When we examine the class background and the moral concerns of these two sides, the globalists and the nationalists, we find that the former are generally well-off whites living in cities and university towns who benefit from cheap migrant labor, ethnic restaurants, and international students. This elite has little attachment to any locality or to any people, and they are not loyal to any culture other than to consumerism and status-enhancing, easy to follow, “humanitarian” causes. They claim to be more open and tolerant, but they are intolerant of anyone who questions their ideas or of any expression of European identity.

Nationalists, on the other hand, are people who have different and wider moral concerns. They feel a bond with their country and their heritage, and they fell that citizens should be loyal to their nation. They are Westerners who value freedom of expression and individuality, but they also value in-group loyalty, traditions, and open debate. Their moral concerns are more sophisticated and inclusive than the moral concerns of globalists.

Fake News

Many dismiss Trump’s objections to “fake news,” but what is important about this term is that it reflects a growing sense in the population of the West that they are being deceived about the most fundamental question of our times: mass immigration. The entire argument about its “benefits,” and the claim that “we are all immigrants,” is based on fake history, fake facts, and fake events.

Here is one of many examples of media deception as part of the incessant campaign to instill the notion into the British that they are immigrants, just like the millions of Africans and Muslims arriving today. The fake New York Times (March 9, 2017) announced that “Britain is an Immigrant Nation [5].” This article, by Rachel Shabi, deceitfully equates the migratory flows of Vikings, Romans, Normans, and French Huguenots in the seventeenth century with the immigration patterns of today.
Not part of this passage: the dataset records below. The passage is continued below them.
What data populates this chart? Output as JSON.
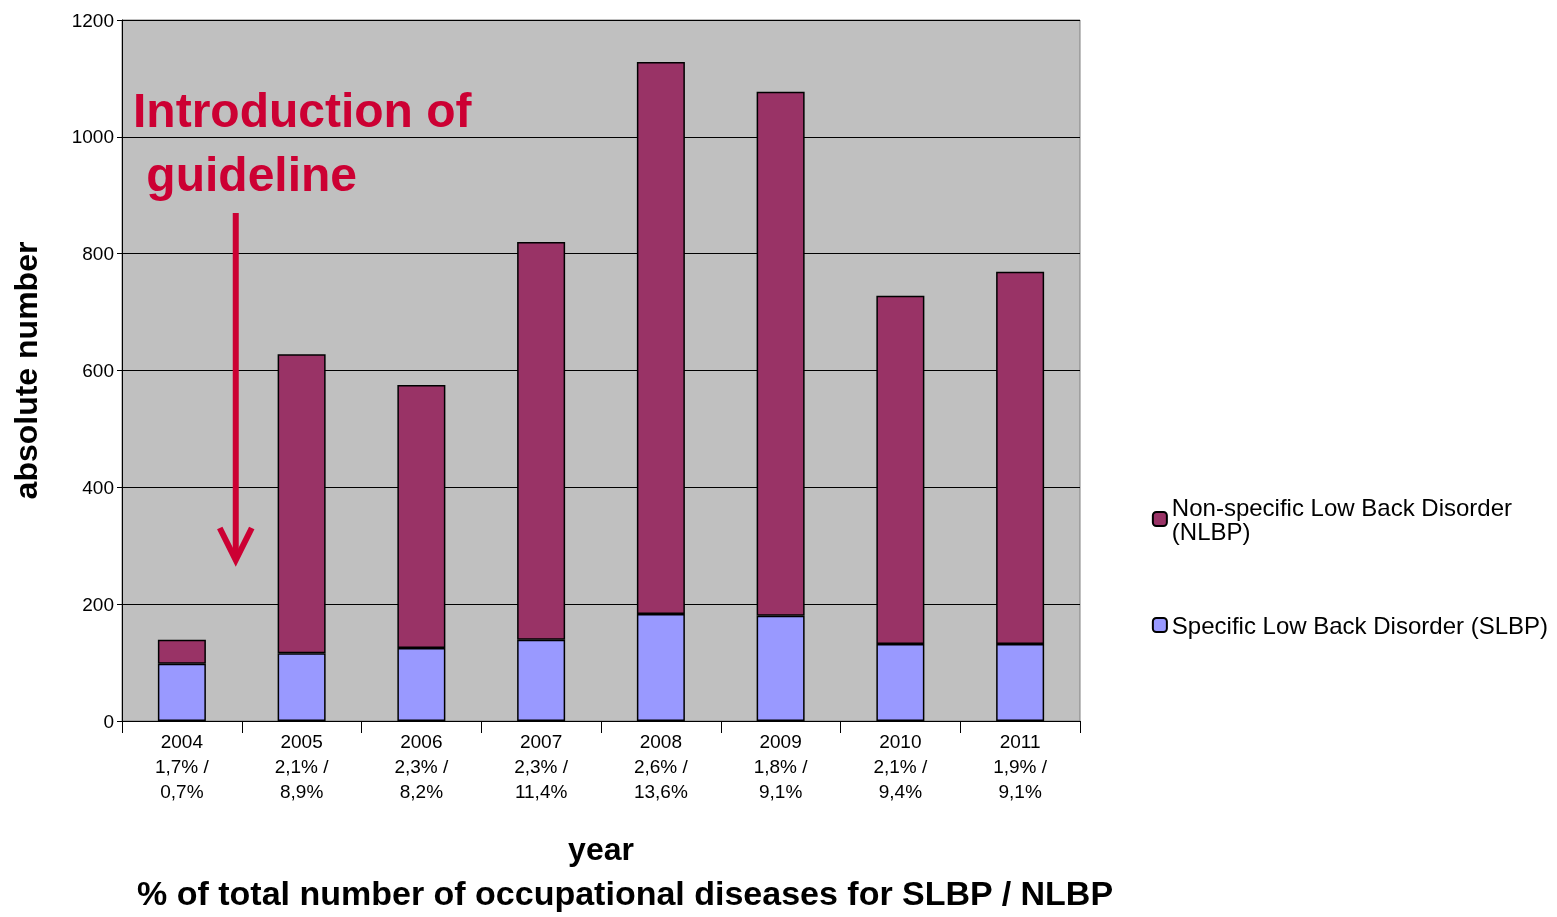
{
  "chart_data": {
    "type": "bar",
    "stacked": true,
    "xlabel": "year",
    "ylabel": "absolute number",
    "categories": [
      "2004\n1,7% /\n0,7%",
      "2005\n2,1% /\n8,9%",
      "2006\n2,3% /\n8,2%",
      "2007\n2,3% /\n11,4%",
      "2008\n2,6% /\n13,6%",
      "2009\n1,8% /\n9,1%",
      "2010\n2,1% /\n9,4%",
      "2011\n1,9% /\n9,1%"
    ],
    "series": [
      {
        "name": "Specific Low Back Disorder (SLBP)",
        "color": "#9999ff",
        "values": [
          98,
          116,
          125,
          139,
          183,
          180,
          132,
          132
        ]
      },
      {
        "name": "Non-specific Low Back Disorder (NLBP)",
        "color": "#993366",
        "values": [
          41,
          512,
          450,
          681,
          945,
          897,
          596,
          637
        ]
      }
    ],
    "ylim": [
      0,
      1200
    ],
    "yticks": [
      0,
      200,
      400,
      600,
      800,
      1000,
      1200
    ],
    "grid": "y",
    "legend": "right",
    "annotations": [
      "Introduction of guideline",
      "% of total number of occupational diseases for SLBP / NLBP"
    ]
  }
}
Yet the scientific evidence has been mounting over the last few years showing the exact opposite. A paper published in Nature, “The Fine-scale Genetic Structure of the British Population [6]” (2015), reports that there has been very little genetic differentiation within the native British population. Only in the twentieth century has the migratory flow increased substantially:

Between 1900 and 1950, the foreign-born fraction of the population rose, but never exceeded 5%. By the early 1990s, it was well above 5%. In 2011, it was around 13%. And today, it is probably above 15%. Thus, contemporary levels of immigration into Britain are historically unprecedented.

Moreover, the genetic impact of the Normans and French Huguenots on the British-Celtic stock was negligible:

Estimates for the fraction of the population that Normans comprised, following the Norman conquest in 1066, range from 1% to around 5%. Between 1066 and the turn of the 20th century, it is unlikely that the foreign-born fraction of the population ever exceeded 2%. French Huguenots, for example, are unlikely to have constituted more than 1% of the population.

In another article [7] which sums up these new findings, we learn that the contribution of the Romans and Vikings to the genetics of Britain was also marginal:

The Romans, Vikings and Normans may have ruled or invaded the British for hundreds of years, but they left barely a trace on our DNA, the first detailed study of the genetics of British people has revealed. The analysis shows that the Anglo-Saxons were the only conquering force, around 400-500 AD, to substantially alter the country’s genetic makeup, with most white British people now owing almost 30% of their DNA to the ancestors of modern-day Germans.

Those of us who care for truthfulness, the indigenous peoples of Europe, and the people who built the United States, Australia, New Zealand, and Canada welcome the election of Trump the God Emperor.